- Japan is one among just a handful of nations actively pursuing deep-sea mining within its own waters.
- The country aims to be ready to mine by the late 2020s and could be among the first nations to exploit the deep sea.
- The country has completed multiple small-scale mining tests that it claims are world firsts, and it positions itself as a global leader in the “sustainable development” of deep-sea mining.
- However, concerns about the environmental impacts of deep-sea mining have prompted widespread opposition to the practice, and one critic notes that Japan’s momentum may be too great to stop for any warning signs its research might raise.
TOKYO — Japan is actively exploring pathways to mine the deep sea of its exclusive economic zone (EEZ), in an effort to lessen reliance on imported mineral resources needed for advanced and green technologies.
Aiming to be ready to mine by the late 2020s, Japan — one among just a handful of nations actively pursuing deep-sea mining within their own waters — could be among the first nations to exploit the deep sea. The country has completed multiple small-scale mining tests that it claims are world firsts, and it positions itself as a global leader in the “sustainable development” of deep-sea mining.

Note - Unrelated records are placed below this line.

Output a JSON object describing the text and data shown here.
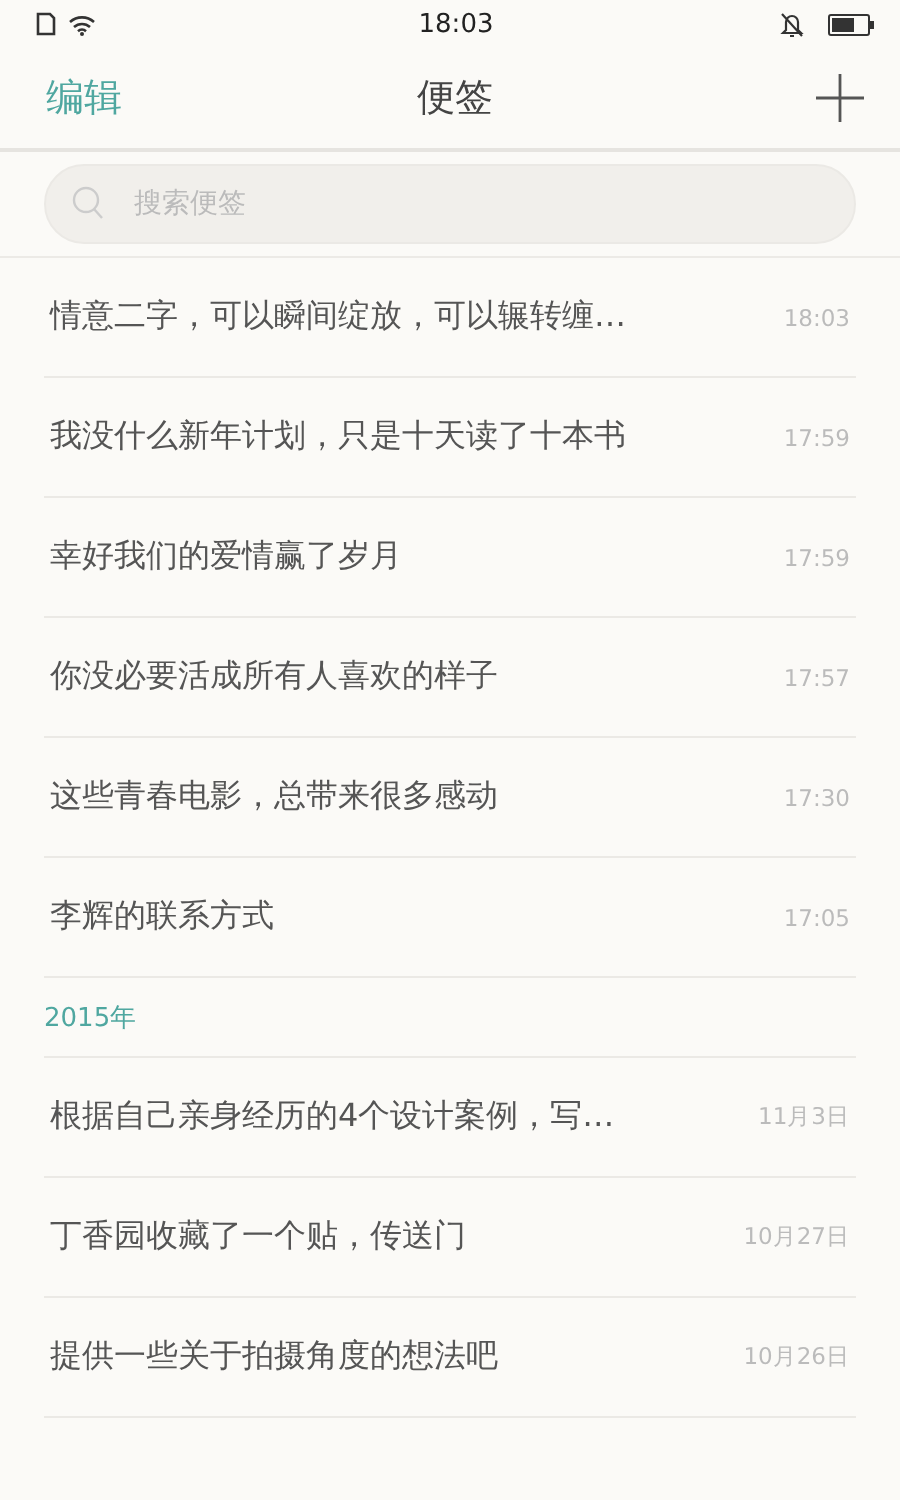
{
  "status_bar": {
    "time": "18:03"
  },
  "header": {
    "edit": "编辑",
    "title": "便签"
  },
  "search": {
    "placeholder": "搜索便签"
  },
  "sections": [
    {
      "notes": [
        {
          "text": "情意二字，可以瞬间绽放，可以辗转缠…",
          "time": "18:03"
        },
        {
          "text": "我没什么新年计划，只是十天读了十本书",
          "time": "17:59"
        },
        {
          "text": "幸好我们的爱情赢了岁月",
          "time": "17:59"
        },
        {
          "text": "你没必要活成所有人喜欢的样子",
          "time": "17:57"
        },
        {
          "text": "这些青春电影，总带来很多感动",
          "time": "17:30"
        },
        {
          "text": "李辉的联系方式",
          "time": "17:05"
        }
      ]
    },
    {
      "heading": "2015年",
      "notes": [
        {
          "text": "根据自己亲身经历的4个设计案例，写…",
          "time": "11月3日"
        },
        {
          "text": "丁香园收藏了一个贴，传送门",
          "time": "10月27日"
        },
        {
          "text": "提供一些关于拍摄角度的想法吧",
          "time": "10月26日"
        }
      ]
    }
  ]
}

Critics warn that mining could harm deep-sea ecosystems, including by directly destroying habitat and by releasing plumes of fine particles that currents carry away to smother neighboring habitats. More than 20 countries have called for either a ban, moratorium or precautionary pause on deep-sea mining, and more than 800 marine scientists and other experts have signed a statement calling for a pause. Well aware of such concerns, the Japanese government is gathering data on deep-sea ecosystems and developing technologies to monitor and minimize mining’s environmental impacts. Its small-scale tests to date have shown lingering impacts to fauna in and near the test sites.

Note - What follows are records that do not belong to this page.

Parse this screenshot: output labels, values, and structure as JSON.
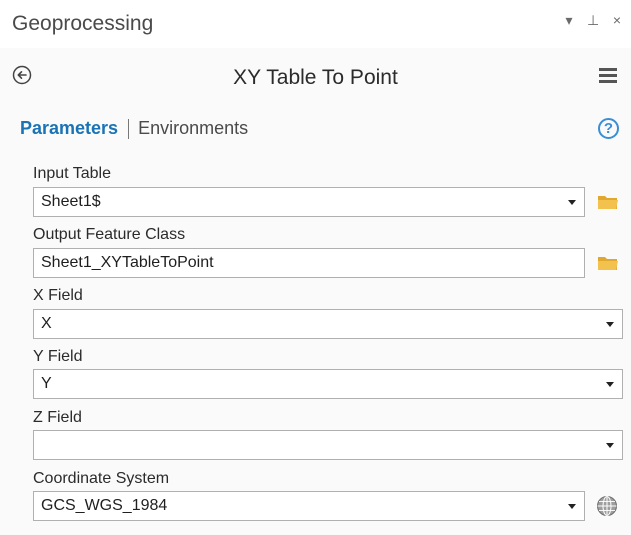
{
  "window": {
    "title": "Geoprocessing",
    "controls": {
      "dropdown": "▾",
      "pin": "⊥",
      "close": "×"
    }
  },
  "tool": {
    "title": "XY Table To Point",
    "back_icon": "back-arrow-icon",
    "menu_icon": "hamburger-menu-icon"
  },
  "tabs": {
    "parameters": "Parameters",
    "environments": "Environments",
    "help": "?"
  },
  "parameters": {
    "input_table": {
      "label": "Input Table",
      "value": "Sheet1$"
    },
    "output_feature_class": {
      "label": "Output Feature Class",
      "value": "Sheet1_XYTableToPoint"
    },
    "x_field": {
      "label": "X Field",
      "value": "X"
    },
    "y_field": {
      "label": "Y Field",
      "value": "Y"
    },
    "z_field": {
      "label": "Z Field",
      "value": ""
    },
    "coordinate_system": {
      "label": "Coordinate System",
      "value": "GCS_WGS_1984"
    }
  },
  "colors": {
    "accent": "#1a73b5",
    "folder": "#f2c14e",
    "help": "#3a8fd4"
  }
}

“We should only be mining if we can establish a robust system that properly takes environmental impacts into account,” Yoshihito Doi, a member of the Agency for Natural Resources and Energy, part of the Ministry of Economy, Trade and Industry (METI), told Mongabay. At the same time, he said, “We believe it’s important, from the perspective of economic security, to have a system in place that enables us to access [deep-sea minerals].”
The island nation is exploring three types of deep-sea mineral deposits in its EEZ: polymetallic sulfides at inactive hydrothermal vents, cobalt-rich crusts on seamounts and rare-earth mud on the deep-sea floor. It also has contracts with the International Seabed Authority (ISA), a U.N.-affiliated body headquartered in Jamaica, to explore for polymetallic nodules and cobalt-rich crusts in international waters.
The government, rather than private companies, is leading Japan’s mining plans. Key actors include the Cabinet Office, METI, the Japan Organization for Metals and Energy Security (JOGMEC) and the Japan Agency for Marine-Earth Science and Technology (JAMSTEC).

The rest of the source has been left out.